GENEVA: Secret documents published online alleging banking giant HSBC helped wealthy customers dodge millions of dollars in taxes caused global shockwaves and spotlighted the financial dealings of the world’s ultra-rich.
The cache of files made public in the so-called SwissLeaks case included the names of celebrities, alleged arms dealers and politicians — though inclusion on the list does not necessarily imply wrongdoing.
The documents, published at the weekend, claim the London-based bank’s Swiss division helped clients in more than 200 countries evade taxes on accounts containing $119 billion (104 billion euros).
British lawmakers announced they were launching an inquiry into HSBC’s activities.
“Today’s shocking revelations about HSBC further expose a secretive global industry serving a wealthy elite,” Margaret Hodge, chair of the parliamentary Public Accounts Committee, told the BBC.
“The Public Accounts Committee will be launching an urgent inquiry to which we will require HSBC to give evidence — and we will order them if necessary.”
The huge cache of files from Europe’s biggest bank was stolen by an IT worker in 2007 and passed to French authorities, but had not been previously made public.
The International Consortium of Investigative Journalists (ICIJ) obtained the files via French newspaper Le Monde and shared them with more than 45 other media organisations worldwide.
The documents show that HSBC opened Swiss accounts for international criminals, businessmen, politicians and celebrities, according to the ICIJ.
The revelations renewed calls for a crackdown on sophisticated tax avoidance by the wealthy and multinational companies. Tax avoidance is legal, but tax evasion is not.
“HSBC profited from doing business with arms dealers who channelled mortar bombs to child soldiers in Africa, bag men for Third World dictators, traffickers in blood diamonds and other international outlaws,” ICIJ reported.
HSBC’s reputation has been tarnished in recent years by a string of high-profile controversies, including oversight failures which meant Mexican drug traffickers could launder money through its accounts.
Shares in the bank were down 1.64 percent at the close of trading in London.
A range of current and former politicians from Russia, India and various African countries, as well as Saudi, Bahraini, Jordanian and Moroccan royalty, and the late Australian press magnate Kerry Packer were named in the files.
There were calls for a Swiss probe against the bank, which is already facing prosecution in France and Belgium.
Global fallout on Monday included a Belgian judge said to be considering international arrest warrants for directors of HSBC’s Swiss division, while in Britain a political row was triggered, with the main parties blaming each other for not taking action.
So far Switzerland has only launched an investigation against Herve Falciani, the HSBC employee-turned-whistleblower who stole the files.
In an interview on Monday, Falciani called for more protection for whistleblowers.
“I hope they will have enough energy left after investigating me for the past six years to investigate the bank,” he told Swiss public broadcaster RTS.

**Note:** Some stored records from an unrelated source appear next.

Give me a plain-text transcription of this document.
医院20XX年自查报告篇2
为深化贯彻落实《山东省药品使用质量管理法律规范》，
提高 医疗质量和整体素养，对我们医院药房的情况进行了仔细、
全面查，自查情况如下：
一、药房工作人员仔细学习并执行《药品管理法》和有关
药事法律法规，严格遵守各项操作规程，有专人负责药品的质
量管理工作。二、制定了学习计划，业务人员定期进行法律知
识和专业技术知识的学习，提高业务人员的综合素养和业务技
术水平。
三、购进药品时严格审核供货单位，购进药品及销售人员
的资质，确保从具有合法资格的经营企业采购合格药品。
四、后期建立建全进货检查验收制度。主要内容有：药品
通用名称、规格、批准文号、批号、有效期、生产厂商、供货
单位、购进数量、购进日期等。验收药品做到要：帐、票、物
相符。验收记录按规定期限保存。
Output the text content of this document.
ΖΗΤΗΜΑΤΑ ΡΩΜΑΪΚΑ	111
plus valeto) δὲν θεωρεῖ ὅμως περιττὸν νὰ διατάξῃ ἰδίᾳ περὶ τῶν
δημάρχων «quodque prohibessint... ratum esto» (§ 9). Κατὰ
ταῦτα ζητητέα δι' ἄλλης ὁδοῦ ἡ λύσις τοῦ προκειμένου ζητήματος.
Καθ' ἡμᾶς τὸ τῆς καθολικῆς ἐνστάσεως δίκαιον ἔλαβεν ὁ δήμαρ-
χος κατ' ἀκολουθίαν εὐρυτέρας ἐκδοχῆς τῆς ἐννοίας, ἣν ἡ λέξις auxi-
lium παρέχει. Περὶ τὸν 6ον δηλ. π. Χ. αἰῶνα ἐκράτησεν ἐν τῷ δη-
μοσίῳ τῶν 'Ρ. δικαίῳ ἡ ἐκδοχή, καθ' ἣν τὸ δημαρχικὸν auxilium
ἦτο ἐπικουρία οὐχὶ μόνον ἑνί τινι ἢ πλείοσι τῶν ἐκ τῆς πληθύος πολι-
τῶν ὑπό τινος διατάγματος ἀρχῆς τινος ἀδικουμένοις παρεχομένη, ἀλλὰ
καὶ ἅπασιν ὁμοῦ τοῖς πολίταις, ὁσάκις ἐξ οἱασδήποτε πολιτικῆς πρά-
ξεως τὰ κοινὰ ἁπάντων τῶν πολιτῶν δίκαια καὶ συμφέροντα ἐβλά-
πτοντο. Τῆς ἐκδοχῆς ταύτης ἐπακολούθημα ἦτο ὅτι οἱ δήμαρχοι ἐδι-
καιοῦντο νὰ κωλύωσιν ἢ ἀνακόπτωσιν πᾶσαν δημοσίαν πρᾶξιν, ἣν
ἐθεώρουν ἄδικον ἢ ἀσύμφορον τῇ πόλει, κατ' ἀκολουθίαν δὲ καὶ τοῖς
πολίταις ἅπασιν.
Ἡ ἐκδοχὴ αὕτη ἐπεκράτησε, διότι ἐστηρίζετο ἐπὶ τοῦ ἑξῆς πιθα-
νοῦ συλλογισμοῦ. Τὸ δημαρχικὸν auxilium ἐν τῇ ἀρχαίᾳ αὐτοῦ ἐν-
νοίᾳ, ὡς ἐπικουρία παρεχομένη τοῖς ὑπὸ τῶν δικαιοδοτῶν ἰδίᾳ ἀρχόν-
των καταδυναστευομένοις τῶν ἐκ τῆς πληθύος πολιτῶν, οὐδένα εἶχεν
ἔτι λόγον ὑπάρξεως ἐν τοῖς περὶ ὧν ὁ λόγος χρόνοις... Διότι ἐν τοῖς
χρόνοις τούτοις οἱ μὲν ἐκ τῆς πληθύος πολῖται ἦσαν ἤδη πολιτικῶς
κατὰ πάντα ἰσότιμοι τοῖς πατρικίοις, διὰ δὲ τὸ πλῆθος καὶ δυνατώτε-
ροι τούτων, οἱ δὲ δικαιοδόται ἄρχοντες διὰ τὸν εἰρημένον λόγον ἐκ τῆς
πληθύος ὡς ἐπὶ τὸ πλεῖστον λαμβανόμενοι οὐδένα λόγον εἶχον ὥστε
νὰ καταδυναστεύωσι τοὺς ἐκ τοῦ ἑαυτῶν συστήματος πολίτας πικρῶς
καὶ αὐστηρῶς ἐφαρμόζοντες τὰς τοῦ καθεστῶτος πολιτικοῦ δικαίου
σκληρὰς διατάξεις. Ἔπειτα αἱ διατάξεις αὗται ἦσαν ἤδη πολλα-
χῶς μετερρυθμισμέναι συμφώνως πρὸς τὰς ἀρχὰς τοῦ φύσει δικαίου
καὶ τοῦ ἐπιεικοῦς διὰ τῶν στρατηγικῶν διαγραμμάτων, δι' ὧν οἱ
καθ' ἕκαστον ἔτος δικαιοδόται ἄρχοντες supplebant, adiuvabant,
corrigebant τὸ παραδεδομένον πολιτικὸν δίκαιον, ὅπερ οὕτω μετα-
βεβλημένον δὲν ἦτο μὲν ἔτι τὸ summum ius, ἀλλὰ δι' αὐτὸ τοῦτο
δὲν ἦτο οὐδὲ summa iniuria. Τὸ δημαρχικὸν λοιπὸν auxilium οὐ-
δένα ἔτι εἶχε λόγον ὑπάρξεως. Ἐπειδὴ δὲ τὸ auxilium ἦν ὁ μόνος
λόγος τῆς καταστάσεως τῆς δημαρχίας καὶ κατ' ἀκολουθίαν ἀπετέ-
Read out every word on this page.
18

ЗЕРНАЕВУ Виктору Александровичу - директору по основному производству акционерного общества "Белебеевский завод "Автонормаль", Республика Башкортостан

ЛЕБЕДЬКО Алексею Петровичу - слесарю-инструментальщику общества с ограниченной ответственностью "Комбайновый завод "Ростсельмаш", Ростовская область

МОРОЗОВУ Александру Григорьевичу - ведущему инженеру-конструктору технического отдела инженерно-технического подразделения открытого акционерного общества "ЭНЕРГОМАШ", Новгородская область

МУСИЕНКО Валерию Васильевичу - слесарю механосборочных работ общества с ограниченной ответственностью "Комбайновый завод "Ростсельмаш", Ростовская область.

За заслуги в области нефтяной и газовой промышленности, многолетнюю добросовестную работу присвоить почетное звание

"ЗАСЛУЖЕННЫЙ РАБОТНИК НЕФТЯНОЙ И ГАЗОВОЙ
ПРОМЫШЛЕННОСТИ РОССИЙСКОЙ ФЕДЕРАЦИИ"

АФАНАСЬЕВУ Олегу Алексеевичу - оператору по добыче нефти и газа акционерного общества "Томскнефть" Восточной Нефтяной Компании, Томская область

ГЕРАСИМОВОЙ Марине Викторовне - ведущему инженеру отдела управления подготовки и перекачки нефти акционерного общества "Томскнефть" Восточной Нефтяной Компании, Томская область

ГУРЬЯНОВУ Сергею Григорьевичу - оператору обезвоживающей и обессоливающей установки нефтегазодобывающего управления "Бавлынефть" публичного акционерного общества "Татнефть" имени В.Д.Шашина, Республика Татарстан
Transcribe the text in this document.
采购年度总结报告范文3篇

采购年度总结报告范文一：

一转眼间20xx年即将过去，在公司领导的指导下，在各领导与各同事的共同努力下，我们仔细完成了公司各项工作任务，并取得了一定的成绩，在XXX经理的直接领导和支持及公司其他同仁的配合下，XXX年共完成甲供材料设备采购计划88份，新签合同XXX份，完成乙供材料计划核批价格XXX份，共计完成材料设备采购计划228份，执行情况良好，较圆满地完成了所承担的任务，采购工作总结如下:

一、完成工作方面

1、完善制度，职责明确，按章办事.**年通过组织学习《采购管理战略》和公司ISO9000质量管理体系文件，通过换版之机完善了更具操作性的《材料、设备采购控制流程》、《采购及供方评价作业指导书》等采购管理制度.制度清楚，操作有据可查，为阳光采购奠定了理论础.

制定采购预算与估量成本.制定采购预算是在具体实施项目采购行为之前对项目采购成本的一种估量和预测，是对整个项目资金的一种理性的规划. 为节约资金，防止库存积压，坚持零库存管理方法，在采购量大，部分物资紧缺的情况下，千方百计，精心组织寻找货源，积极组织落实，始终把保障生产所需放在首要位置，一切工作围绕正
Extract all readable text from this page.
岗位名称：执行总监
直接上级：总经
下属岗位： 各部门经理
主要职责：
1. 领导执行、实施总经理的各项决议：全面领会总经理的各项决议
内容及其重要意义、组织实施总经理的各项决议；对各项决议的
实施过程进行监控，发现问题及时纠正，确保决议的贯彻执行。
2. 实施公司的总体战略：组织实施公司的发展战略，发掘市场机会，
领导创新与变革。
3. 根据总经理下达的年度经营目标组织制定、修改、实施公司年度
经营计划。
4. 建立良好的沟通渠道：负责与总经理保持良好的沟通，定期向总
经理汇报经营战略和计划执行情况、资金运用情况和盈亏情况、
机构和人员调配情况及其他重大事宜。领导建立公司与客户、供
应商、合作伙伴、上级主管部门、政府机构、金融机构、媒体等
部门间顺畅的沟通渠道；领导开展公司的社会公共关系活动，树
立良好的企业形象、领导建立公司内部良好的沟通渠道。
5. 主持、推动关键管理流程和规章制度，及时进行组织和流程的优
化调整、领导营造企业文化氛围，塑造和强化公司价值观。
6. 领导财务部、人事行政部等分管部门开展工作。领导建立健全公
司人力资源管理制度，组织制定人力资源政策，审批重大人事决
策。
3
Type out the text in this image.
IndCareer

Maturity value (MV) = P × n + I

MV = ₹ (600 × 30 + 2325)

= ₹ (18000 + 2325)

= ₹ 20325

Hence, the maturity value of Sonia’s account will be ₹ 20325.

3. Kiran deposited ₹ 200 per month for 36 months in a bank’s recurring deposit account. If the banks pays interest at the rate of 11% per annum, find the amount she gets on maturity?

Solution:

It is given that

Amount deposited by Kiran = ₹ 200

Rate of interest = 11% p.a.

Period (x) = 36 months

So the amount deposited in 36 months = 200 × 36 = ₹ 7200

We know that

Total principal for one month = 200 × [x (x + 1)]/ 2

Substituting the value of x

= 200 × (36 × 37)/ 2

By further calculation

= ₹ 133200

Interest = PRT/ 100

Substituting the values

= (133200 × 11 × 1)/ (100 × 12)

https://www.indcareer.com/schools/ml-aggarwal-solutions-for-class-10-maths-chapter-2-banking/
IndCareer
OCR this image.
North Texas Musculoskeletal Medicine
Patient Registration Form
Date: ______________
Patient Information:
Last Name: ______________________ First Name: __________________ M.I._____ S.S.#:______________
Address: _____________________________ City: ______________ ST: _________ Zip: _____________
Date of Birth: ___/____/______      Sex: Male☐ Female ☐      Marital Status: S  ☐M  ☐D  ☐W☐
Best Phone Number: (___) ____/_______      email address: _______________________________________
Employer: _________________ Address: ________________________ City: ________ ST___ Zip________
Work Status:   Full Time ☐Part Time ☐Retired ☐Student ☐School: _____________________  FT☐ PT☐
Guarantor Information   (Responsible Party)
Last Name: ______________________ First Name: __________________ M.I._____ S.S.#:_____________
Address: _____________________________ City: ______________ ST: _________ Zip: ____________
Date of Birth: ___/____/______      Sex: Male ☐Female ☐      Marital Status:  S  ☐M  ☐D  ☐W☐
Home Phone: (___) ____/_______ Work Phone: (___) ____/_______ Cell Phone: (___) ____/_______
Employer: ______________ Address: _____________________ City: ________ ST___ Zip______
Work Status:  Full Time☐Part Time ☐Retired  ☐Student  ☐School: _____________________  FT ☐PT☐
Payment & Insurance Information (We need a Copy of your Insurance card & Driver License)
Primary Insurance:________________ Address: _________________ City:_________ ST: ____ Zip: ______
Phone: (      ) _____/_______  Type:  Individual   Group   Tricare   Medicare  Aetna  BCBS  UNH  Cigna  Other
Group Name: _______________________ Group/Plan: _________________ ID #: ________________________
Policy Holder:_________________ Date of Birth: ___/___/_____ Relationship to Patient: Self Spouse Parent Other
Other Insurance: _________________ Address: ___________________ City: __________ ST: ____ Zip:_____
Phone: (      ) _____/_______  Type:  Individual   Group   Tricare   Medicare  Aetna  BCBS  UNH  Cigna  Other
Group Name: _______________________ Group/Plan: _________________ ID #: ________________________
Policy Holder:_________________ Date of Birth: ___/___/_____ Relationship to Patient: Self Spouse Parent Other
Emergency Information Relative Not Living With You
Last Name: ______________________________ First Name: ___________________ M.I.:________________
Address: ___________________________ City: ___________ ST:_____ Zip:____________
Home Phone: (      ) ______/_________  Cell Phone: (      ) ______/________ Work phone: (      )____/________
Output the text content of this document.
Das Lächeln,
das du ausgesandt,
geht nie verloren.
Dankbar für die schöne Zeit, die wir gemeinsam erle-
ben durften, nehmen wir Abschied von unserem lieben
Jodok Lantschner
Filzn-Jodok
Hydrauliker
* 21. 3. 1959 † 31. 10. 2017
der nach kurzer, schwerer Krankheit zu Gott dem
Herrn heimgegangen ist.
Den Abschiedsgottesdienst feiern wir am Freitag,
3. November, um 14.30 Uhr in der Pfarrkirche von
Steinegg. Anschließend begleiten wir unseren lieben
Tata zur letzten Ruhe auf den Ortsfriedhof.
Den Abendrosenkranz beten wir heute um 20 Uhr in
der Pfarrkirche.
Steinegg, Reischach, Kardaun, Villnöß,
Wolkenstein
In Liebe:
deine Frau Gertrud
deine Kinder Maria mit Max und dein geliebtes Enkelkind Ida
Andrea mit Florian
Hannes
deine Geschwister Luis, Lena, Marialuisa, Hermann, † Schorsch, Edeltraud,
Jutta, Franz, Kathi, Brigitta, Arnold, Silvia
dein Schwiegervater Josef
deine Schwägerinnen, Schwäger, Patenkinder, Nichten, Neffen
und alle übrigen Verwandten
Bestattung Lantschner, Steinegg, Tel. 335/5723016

The files were used by the French government to track down tax evaders and shared with other states in 2010, leading to a series of prosecutions.
British tax authorities said Monday they had brought in more than £135 million (181 million euros, $206 million) on the basis of the files.
HSBC’s Swiss banking arm insisted it has since undergone a “radical transformation”.
Franco Morra, the head of HSBC’s Swiss unit, said the bank had closed the accounts of clients “who did not meet our high standards”.
HSBC now has “strong compliance controls in place,” he told AFP in an email, adding that the revelations are “a reminder that the old business model of Swiss private banking is no longer acceptable.”
Notes in the leaked files indicate HSBC workers were aware of clients’ intentions to keep money hidden from national authorities.
Of one Danish account holder, an employee wrote: “All contacts through one of her 3 daughters living in London. Account holder living in Denmark, ie critical as it is a criminal act having an account abroad non declared.”
The files provide details on over 100,000 HSBC clients, including people targeted by US sanctions, such as Turkish businessman Selim Alguadis and Gennady Timchenko, an associate of Russian President Vladimir Putin.
Alguadis told the ICIJ it was prudent to keep savings offshore, while a spokesman for Timchenko said he was fully compliant with tax matters.
Other individuals named on the list include Rami Makhlouf, cousin of Syrian President Bashar al-Assad, designer Diane von Furstenberg, who told the ICIJ the accounts were inherited from her parents, and model Elle Macpherson, whose lawyers told the ICIJ she was fully in compliance with UK tax law.
Motorcycle racer Valentino Rossi, listed as having $23.9 million in two accounts, said he had regularised his tax situation with Italian authorities.